Federal Spending Priorities Shifted Toward Health Over Past Decade
States get less funding for education, transportation, other services than in 2008
This data was updated in March 2019. Please see "Health Care Has Dominated Federal Spending Choices for More Than a Decade.”
States get roughly one-third of their revenue from the federal government—funding that pays for health care, schools, roads, public safety, and a range of other programs. Federal grants to states are about 40 percent higher, after adjusting for inflation, than they were in 2008 when the recession began. But federal support for this range of programs has varied significantly, with grants for health care growing 72 percent in real terms from 2008-17, while almost all other areas saw a decrease.
One factor contributing to the rise in federal health grants is the Medicaid expansion under the Affordable Care Act. Medicaid funds flowing to states have grown sharply since fiscal year 2015, the first full year of implementation for most states that expanded their Medicaid programs, according to the Centers for Medicare & Medicaid Services.

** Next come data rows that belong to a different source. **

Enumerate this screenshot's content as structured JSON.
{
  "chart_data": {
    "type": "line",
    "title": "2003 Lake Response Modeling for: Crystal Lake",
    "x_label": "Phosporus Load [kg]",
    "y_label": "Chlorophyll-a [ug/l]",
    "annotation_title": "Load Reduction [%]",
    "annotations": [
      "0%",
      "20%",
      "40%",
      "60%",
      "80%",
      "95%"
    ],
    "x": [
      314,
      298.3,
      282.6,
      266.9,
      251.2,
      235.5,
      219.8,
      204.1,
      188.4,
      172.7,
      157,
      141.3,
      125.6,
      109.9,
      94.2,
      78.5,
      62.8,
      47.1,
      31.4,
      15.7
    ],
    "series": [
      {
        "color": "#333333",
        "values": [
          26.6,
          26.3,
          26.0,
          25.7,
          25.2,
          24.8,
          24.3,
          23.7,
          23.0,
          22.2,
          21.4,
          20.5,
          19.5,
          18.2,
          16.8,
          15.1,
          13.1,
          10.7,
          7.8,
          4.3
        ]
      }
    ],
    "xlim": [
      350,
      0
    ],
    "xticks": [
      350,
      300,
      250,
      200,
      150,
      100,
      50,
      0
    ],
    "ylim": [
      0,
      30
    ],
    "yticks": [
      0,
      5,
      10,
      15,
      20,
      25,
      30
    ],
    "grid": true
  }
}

Federal policies over the past few years have helped shape a divergent trend in health versus nonhealth grants. Medicaid grants have increased by 71 percent since 2008 and have been the main driver of the rise in federal health grants, and also of all federal funds to states. (See "Two-Thirds of Federal Grants to States Are for Medicaid.") A provision in the Affordable Care Act allowed states to expand the program to cover some previously ineligible low-income adults, with the federal government funding 100 percent of the costs through 2016, then gradually dropping to 90 percent by 2020. This change went into effect Jan. 1, 2014, and as of November 2017, 32 states and the District of Columbia had chosen to participate. Meanwhile, the nonhealth category decreased 3 percent during this 10-year period. This decline was driven in part by statutory limits on discretionary spending set by the Budget Control Act of 2011, as amended, which capped expenditures on almost all nonhealth programs, such as education.